After a nearly disastrous start to the year in January and February, China’s economy steadied itself in March. Now, the early April indicators suggest a continuation of the uptick.
The China bulls, however, are premature in their projections of a sustained recovery. To the contrary, the economy appears poised to be a default or two away from a world-shaking crash.
When economic indicators look too good to be true, as China’s now do, they signal trouble ahead. There are two principal reasons why the present circumstances are cause for alarm.
First, Beijing’s official National Bureau of Statistics appears to be posting fantasy numbers. Notably, for the first time since 2010 when it began providing quarter-on-quarter data, NBS failed to release the quarterly comparison when it reported the year-on-year growth figure for the first calendar quarter of 2016. And when NBS got around to reporting the quarterly number, its figure was not consistent with the year-on-year one. As Sue Trinh of RBC Capital Markets points out, when you annualize NBS’s 1.1% quarter-on-quarter figure, you get only 4.5% growth for the year. That's not anywhere near the 6.7% year-on-year figure.
Yet the story is far worse than Chinese officials embarrassing themselves by reporting irreconcilable numbers. The second explanation for the good first quarter result is that, as the Wall Street Journal noted, the central government simply permitted the creation of “gobs of new debt.”
The surge in lending was stunning. Credit creation during the just-completed quarter was more than twice that in the previous quarter Tim Condon of ING Groep told Bloomberg.

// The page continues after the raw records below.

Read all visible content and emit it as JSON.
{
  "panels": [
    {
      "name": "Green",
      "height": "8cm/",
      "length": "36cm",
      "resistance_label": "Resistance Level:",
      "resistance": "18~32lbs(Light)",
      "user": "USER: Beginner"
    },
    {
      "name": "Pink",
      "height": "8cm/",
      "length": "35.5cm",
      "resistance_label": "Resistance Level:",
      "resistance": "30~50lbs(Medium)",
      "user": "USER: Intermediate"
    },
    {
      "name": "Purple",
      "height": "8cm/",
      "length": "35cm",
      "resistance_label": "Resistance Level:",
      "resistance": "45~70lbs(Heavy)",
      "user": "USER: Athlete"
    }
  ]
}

Flooding the economy with easy money permits growth in the short-term, but the tactic is risky because it aggravates the most dangerous of China’s three bubbles. “In our view, China is in the midst of a triple bubble, with the third biggest credit bubble of all time, the largest investment bubble, and the second biggest real estate bubble,” wrote Andrew Garthwaite of Credit Suisse last summer.
Observers are worried that the bulging debt that Beijing has taken on to sustain growth cannot be repaid. China at the end of last year was carrying corporate debt equal to 165% of gross domestic product, and the ratio has obviously deteriorated since then.
And it is also worrisome that the country is now creating obligations about four times faster than it is generating GDP. That just about guarantees a crisis.
Concerns about China’s debt accumulation have existed for years, but seven bond defaults—three by issuers partially owned by the state—since the beginning of the year gripped China’s onshore bond market this month. Bond yields rose, holders dumped junk bonds, and prospective issuers cancelled about $10 billion in bond offerings. A Bloomberg headline earlier this month summed up the situation: “It’s All Suddenly Going Wrong in China’s $3 Trillion Bond Market.”
Time is now the factor. Financial professionals are quietly talking about China’s Minsky moment. In today’s common parlance, that’s the ‘Lehman moment,’ when asset values plunge, borrowers default, and everything falls apart.
Economists and other observers warned that excessive debt would crash the American economy well before that happened in 2008. In China, it’s not clear when things will fall apart, but the conditions for a debt crisis are now in place.